4. Sistema nacional de aplicação

 

O Brasil, embora tenha uma tradição civil law, aos poucos o modelo anglo-saxão se mostra presente, como no julgamento das uniões homoafetivas 16 e da fidelidade partidária 17, além da Corte ter invadido território claro do Poder Executivo ao demarcar terras no caso Raposa Serra do Sol 18. Isso revela de forma muito límpida, o poder normativo do Judiciário. O oráculo de nossa Constituição, dia a dia vem pautando suas decisões nos padrões do common law, embora não seja esse o padrão brasileiro. Essa força do Judiciário advém da atual Constituição Federal, que após décadas de regime de exceção, onde o Executivo era o detentor da maior fração do poder de nossa federação, procurou o legislador constituinte de 1988, inserir no pacto, uma gama imensa de direitos e garantias, e ao mesmo tempo confiou ao Judiciário a função de zelar pela observância dessas prerrogativas.
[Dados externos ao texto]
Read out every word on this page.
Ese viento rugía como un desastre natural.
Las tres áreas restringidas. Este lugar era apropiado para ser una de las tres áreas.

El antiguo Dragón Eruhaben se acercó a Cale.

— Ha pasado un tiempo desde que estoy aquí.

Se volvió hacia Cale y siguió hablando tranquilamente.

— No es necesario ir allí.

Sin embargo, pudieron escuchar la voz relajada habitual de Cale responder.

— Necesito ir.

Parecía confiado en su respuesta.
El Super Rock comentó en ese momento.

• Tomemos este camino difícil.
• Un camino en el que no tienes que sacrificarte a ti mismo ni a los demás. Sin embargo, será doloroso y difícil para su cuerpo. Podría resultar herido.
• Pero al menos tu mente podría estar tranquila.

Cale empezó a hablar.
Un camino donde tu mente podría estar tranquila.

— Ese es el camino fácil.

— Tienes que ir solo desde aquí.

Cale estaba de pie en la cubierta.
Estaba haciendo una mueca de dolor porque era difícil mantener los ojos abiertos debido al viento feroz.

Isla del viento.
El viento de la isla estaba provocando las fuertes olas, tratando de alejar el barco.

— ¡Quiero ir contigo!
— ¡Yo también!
A par dessa situação, ainda as funções judiciais foram alargadas, permitindo-se o controle da inconstitucionalidade por ação e por omissão, através de ação direta ou do mandado de injunção. No dizer de SARMENTO, esta sistemática de jurisdição constitucional adotada pelo constituinte favoreceu em larga medida, o processo de judicialização da política, na medida em que conferiu a qualquer partido político com representação no Congresso, às representações nacionais da sociedade civil organizada e às principais instituições dos Estados-membros, dentre outras entidades, o poder de provocar o STF. Assim, é praticamente impossível que alguma questão relevante seja resolvida no âmbito parlamentar sem que os perdedores no processo político recorram à nossa Corte Suprema, para que dê a palavra final à controvérsia, com base na sua interpretação da Constituição. E tal modelo, vem se aprofundando desde 88, com a criação da Ação Declaratória de Constitucionalidade e a regulamentação da Arguição de Descumprimento de Preceito Fundamental 19. Embora nosso Judiciário, venha adotando essa postura pró-ativista, observamos que o faz nos moldes dos princípios constitucionalmente. A questão que ora se coloca em pauta, é se há necessidade dessa postura atípica e se somente ao STF cabe essa prerrogativa.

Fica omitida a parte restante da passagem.